Padang rumput membentang luas di penghujung jalan, dinaungi oleh pepohonan rimbun yang mendominasi alam sekitar. Semilir angin berbaur dengan semerbak wewangian bunga, menciptakan nuasa indah disetiap langkah menuju ke pemukiman desa.
Ada sesuatu yang menarik perhatian Nirwana, sehingga membuat pemuda itu menghentikan langkah. Setangkai bunga Wilona menyiratkan keanggunan yang tiada tara, memaksa jemari tangannya untuk memetik satu antaranya, guna di cium semerbak wanginya.
"Aku belum pernah melihat bunga secantik ini sebelumnya," Nirwana yang sedari tadi mengamati keelokan kelopak bunga Wilona, pandangannya kini teralihkan pada Tiara. "Kau tahu, Tiara ... bunga adalah lambang kecantikan seorang wanita."
"Benarkah?" Tiara tersenyum riang dibuatnya.

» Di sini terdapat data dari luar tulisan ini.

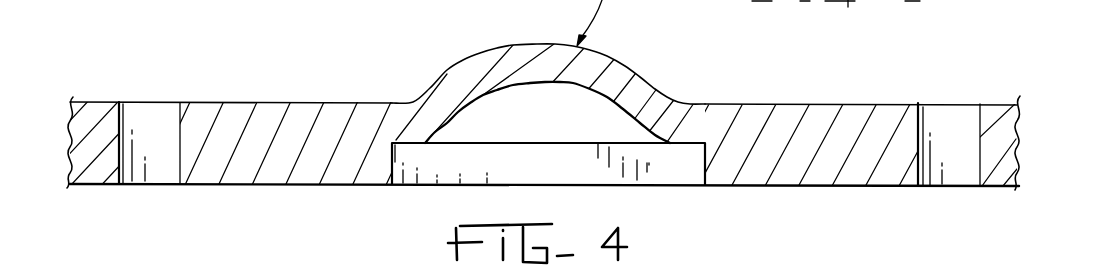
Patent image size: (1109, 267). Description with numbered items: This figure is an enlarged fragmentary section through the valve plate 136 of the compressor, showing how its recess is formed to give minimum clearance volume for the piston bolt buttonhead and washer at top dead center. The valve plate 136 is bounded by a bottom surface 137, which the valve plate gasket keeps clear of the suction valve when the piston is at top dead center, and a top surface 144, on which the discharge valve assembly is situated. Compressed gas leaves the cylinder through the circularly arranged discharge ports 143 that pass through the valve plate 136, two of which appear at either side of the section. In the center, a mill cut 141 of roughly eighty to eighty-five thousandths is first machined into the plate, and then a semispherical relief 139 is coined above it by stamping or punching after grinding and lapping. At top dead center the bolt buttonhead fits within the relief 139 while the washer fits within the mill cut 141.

"Tentu saja, Tiara ..." jemari Nirwana bergerak pelan mendekatkan bunga Wilona ke telinga Tiara guna ia selipkan pada rambutnya. "Kau sangat cantik dengan hadirnya bunga ini di rambutmu, Tiara."

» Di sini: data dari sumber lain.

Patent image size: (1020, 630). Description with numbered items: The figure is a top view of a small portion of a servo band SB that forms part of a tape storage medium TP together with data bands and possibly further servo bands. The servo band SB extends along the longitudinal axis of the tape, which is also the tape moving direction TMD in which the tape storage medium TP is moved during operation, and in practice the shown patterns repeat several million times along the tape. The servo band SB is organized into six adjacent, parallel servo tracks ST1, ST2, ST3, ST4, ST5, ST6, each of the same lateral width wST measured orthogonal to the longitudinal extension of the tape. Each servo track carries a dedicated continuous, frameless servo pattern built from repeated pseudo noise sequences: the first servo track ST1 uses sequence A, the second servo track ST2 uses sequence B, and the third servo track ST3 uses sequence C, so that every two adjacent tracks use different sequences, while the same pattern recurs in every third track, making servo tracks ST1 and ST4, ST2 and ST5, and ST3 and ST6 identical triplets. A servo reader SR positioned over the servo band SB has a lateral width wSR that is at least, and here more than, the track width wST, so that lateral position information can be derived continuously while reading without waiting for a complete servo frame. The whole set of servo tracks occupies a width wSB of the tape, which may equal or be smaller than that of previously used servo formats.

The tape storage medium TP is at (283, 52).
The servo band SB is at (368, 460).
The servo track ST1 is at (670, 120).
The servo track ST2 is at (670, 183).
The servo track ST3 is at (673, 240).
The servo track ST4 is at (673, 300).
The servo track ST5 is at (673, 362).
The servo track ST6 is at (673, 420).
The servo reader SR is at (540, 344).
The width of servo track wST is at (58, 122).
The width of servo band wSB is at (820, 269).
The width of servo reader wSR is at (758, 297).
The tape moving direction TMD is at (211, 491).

Sontak Tiara tersipu malu dibuatnya. Gadis itu tak menyangka bahwa sosok Nirwana yang baru saja ia kenal tergolong romantis pada wanita.
Terlihatnya rona merah pada Tiara, seakan menyiratkan perasaan penuh bahagia yang tak mampu dapat ia sampaikan melalui untaian kata. Entah apa yang merasukinya, gadis itu sontak mengulurkan sepasang tangan untuk mendekap kuat tubuh Nirwana. Hal itu tentu membuat pemuda yang bernamakan Nirwana terperanjat dibuatnya. Terutama dengan adanya pelukan hangat yang melekat pada tubuhnya.
Saat Tiara menyandarkan kepala pada bagian dada Nirwana, gadis itu sempat merasakan kehangatan pada tubuhnya. Sementara jemari Nirwana bergerak pelan membelakangi kepala Tiara, dan mulai mengelus rambut gadis tersebut.
Nirwana sedikit mendongak, membiarkan sorot matanya menatap birunya langit berselimut mega. "Aku hanya dapat berharap semoga apa yang telah aku rasakan pada saat ini bukanlah sekedar mimpi."
"Apakah kau dapat merasakan adanya kehangatan saat aku memelukmu?"
"Tentu. Mengapa tidak?"
"Berarti kau sedang tidak bermimpi, Tuan Nirwana."
Nirwana menghelakan nafas panjangnya, membiarkan jemari tangannya membelai mesra rambut Tiara. "Berhentilah memanggilku Tuan. Kau hanya akan membuatku merasa sungkan."
"Benarkah?" Tiara mengerjapkan mata. "Lalu aku harus memanggilmu apa?"
"Kang mas Nirwana, hehehe." Pemuda itu sontak mengumbar tawa.